I don't think that the Norse settlements that were found up in Newfoundland were permanent to begin with. More like temporary stops or warehouses than residences, if I remember correctly. Anyways, a combination of fighting with the skrælings, if the sagas are to be believed, and environmental pressures probably kept the small number of Norsemen who were sailing around the area from pitching their tents for the long haul.

Too far away and dangerous to set up trade.
Too cold and hostile maintain their lifestyle

>Too remote
>Inviable population size
>Hostile natives

Do we have any idea of how much contact they had with natives? I know we've found coins in native settlements, but I have no idea of the extent of actual contact.

Wouldn't the native population have been much, much, much larger at that time, also? This would surely have something to do with their short stay I'd think.
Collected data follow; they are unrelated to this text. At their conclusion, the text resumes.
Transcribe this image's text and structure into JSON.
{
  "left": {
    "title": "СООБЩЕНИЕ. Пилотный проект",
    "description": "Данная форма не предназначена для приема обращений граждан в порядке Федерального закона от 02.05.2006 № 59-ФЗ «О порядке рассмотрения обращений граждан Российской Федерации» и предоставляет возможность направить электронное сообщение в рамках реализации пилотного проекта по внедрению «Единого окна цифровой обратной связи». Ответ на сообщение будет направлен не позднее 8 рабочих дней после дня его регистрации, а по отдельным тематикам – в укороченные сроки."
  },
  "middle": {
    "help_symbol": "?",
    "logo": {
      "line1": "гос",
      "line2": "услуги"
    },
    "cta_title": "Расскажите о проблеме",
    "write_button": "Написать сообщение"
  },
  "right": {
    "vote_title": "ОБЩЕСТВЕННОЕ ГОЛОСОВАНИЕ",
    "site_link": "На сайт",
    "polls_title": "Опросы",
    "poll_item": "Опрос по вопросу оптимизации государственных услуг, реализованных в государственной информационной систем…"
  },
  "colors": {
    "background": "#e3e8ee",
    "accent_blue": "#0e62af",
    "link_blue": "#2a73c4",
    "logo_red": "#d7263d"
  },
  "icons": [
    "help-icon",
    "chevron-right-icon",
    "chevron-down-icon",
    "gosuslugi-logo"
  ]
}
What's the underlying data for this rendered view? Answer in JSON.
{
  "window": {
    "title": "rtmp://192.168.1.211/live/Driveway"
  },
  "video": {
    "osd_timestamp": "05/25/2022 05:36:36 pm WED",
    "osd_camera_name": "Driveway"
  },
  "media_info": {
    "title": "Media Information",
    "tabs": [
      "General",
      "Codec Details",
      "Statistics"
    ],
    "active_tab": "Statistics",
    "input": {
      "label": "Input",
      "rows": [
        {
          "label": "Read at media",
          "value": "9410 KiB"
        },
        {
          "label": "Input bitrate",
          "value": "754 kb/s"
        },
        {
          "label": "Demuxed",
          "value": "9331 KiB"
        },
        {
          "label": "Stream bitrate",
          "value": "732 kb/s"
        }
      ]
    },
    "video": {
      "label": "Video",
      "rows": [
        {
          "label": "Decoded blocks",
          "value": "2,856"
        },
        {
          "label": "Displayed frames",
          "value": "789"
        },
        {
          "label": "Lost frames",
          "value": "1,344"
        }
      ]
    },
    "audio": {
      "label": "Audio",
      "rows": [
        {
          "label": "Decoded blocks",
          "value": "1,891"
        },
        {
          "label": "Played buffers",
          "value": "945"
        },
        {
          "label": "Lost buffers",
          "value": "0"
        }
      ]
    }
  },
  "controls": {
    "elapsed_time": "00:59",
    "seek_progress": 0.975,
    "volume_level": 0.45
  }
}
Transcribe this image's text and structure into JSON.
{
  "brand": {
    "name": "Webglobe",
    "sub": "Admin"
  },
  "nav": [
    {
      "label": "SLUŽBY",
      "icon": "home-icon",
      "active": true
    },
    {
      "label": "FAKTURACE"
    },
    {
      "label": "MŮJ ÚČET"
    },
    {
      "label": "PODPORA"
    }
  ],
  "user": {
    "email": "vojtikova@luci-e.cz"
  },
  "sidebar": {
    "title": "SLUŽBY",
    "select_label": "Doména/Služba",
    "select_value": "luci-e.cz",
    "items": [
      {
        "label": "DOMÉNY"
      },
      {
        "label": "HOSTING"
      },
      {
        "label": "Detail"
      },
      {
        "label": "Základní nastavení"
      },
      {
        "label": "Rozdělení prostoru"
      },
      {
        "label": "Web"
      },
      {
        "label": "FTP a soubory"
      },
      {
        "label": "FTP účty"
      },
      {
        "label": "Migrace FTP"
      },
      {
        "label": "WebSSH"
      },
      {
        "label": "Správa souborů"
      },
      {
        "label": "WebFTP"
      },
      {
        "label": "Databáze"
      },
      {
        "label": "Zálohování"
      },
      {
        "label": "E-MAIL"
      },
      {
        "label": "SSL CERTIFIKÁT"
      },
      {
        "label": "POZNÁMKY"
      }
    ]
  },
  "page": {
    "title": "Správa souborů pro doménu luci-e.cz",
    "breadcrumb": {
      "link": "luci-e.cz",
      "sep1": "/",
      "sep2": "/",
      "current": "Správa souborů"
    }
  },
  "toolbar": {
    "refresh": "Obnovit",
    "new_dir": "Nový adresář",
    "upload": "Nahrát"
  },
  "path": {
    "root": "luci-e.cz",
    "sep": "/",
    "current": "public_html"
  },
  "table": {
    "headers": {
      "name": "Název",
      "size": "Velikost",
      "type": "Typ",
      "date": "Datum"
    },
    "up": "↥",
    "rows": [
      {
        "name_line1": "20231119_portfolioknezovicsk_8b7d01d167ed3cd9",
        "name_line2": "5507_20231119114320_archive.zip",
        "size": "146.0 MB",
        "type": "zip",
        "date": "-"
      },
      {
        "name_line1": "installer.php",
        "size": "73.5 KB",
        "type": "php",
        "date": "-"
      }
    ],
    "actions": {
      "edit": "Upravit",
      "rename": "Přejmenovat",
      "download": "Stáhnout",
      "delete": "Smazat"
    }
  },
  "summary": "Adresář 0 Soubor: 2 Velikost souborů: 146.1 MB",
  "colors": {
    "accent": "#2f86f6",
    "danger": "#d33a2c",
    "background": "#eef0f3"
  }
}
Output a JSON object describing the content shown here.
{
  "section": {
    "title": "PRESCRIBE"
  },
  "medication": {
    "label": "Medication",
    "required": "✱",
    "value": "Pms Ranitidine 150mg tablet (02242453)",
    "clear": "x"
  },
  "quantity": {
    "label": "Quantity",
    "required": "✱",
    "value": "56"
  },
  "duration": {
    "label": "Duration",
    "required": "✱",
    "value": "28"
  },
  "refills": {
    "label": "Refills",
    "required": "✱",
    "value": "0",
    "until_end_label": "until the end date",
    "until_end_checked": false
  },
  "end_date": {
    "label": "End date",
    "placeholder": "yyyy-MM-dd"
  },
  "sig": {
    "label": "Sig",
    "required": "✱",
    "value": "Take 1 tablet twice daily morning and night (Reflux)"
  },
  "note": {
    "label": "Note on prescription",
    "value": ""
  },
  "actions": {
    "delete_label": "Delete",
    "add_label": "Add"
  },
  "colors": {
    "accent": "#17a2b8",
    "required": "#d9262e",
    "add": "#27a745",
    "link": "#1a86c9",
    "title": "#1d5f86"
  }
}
And why didn't smallpox spread like it did after Columbus?

because angry sagaves

>And why didn't smallpox spread like it did after Columbus?

Why would a few boat loads of people necessarily bring smallpox with them?

Their economy was too weak. Maybe if Hardrada had conquered England, Scandinavia would have been rich enough to make it's colonies self-sufficient.

>be viking
>wash up on mysterious land
>ask red people if they want to start trading stuff
>OGGA BOOOG WE ATTACK YOU
>viking goes back to iceland


Stupid indians could have learned metallurgy and made armor and swords

I guess not necessarily but Columbus brought smallpox with his voyages so I wouldn't say it's an unreasonable assumption

It's not an unreasonable assumption that if there is contact between the continents for long enough it will eventually spread, but there's no reason it would always be the first voyage, or the 5th etc.

Or they could have learnt how to make alcohol and then they'd be living a 21st century native lifestyle

this, and it's all because some dipshit indian dindunuffin.

That's mean, user

wew

That house looks max comfy
How did they build houses like that?
How can I get a house like that?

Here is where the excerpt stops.